Scientists Finally Found Out Why Dogs Look Like Their Owners
There is a popular belief that suggests that dogs tend to resemble their owners. If you’ve heard about it, you have likely been wondering whether this is a real thing or not, and, if so, why it happens. This can be especially true if you’ve had the chance to witness it, or even better, if you’ve experienced it yourself.
5-Minute Crafts created this article to show you the science behind this phenomenon.
First, it’s important to take a look at the evidence there is regarding this matter. In 2009, Sadahiko Nakajima, a Japanese psychologist, conducted an experiment to find out if people could successfully pair dogs with their owners by matching pictures of their faces. At the same time, as an additional task, he asked participants to differentiate real sets of dog-owner images from fake ones. In both cases, the results were statistically significant enough to conclude that this popular belief is real.
Moreover, earlier studies suggest that people tend to choose a pet that, to some degree, looks like them, which also demonstrates that these frequent reports are certainly valid.

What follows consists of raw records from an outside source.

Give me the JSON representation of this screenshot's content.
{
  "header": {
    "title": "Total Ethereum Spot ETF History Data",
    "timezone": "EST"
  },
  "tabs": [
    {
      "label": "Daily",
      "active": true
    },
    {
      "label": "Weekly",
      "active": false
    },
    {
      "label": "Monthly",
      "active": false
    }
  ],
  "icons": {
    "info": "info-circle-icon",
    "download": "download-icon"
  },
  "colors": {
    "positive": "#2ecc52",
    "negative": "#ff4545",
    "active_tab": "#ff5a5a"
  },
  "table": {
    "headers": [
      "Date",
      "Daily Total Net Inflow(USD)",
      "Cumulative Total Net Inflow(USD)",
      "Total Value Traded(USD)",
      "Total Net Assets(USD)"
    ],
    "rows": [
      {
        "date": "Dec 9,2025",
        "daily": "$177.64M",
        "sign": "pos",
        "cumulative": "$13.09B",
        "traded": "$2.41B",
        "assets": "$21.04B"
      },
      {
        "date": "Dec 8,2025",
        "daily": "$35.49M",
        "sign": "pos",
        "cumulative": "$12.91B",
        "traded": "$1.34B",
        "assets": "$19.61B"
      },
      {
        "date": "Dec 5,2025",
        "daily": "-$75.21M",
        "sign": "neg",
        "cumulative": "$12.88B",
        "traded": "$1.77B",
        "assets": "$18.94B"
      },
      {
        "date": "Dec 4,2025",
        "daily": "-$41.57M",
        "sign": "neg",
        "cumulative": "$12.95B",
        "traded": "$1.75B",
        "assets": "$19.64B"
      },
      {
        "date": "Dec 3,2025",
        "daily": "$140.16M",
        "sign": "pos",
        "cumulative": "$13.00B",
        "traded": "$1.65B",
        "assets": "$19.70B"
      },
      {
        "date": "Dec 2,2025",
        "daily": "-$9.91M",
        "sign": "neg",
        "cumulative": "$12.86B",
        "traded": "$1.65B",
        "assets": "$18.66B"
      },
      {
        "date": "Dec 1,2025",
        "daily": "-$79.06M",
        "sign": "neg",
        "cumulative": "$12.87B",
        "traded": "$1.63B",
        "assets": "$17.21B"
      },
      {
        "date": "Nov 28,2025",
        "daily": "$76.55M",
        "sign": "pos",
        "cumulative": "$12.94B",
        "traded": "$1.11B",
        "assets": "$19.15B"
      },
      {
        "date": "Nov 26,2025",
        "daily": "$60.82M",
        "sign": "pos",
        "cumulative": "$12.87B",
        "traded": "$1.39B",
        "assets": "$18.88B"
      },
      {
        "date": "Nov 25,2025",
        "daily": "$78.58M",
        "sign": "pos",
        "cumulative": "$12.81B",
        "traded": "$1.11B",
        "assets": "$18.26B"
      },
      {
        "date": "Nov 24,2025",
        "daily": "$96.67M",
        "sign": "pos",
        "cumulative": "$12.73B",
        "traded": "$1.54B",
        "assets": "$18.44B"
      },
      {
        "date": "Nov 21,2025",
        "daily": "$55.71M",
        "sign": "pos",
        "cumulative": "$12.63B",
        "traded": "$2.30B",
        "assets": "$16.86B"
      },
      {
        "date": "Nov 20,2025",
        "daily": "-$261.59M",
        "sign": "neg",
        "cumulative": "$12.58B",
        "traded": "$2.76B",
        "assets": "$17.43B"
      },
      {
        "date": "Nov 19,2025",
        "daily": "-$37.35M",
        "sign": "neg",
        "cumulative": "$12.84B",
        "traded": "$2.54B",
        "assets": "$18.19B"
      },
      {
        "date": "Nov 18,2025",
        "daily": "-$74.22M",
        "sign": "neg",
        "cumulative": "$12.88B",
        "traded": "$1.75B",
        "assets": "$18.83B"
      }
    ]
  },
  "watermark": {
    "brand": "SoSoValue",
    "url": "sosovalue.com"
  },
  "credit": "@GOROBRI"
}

But why does this happen? Well, the answer is quite simple: we prefer things that seem more familiar to us, which is a psychological phenomenon technically known as “the mere exposure effect” or “the familiarity effect.” This could also explain why people still listen to radio stations that play only old tunes, or why people may be willing to read the new versions of classic novels.
In this case, to say whether there’s a resemblance between a dog and its owner, their faces would be the key element. Our face is one of the physical traits we’re largely familiar with. Every morning, we look at ourselves in the mirror to shave, fix our hair, or apply make-up, and we probably see ourselves hundreds of times every year as we walk close to reflecting surfaces.
Therefore, just like it happens with everything else we have looked at many times, science suggests that we should feel quite fond of our faces, which could give us a clue regarding why people usually have dogs that look so similar to them. If the main facial characteristics of a specific dog breed look like the general traits of our face, that one breed should promote a more welcoming response in us.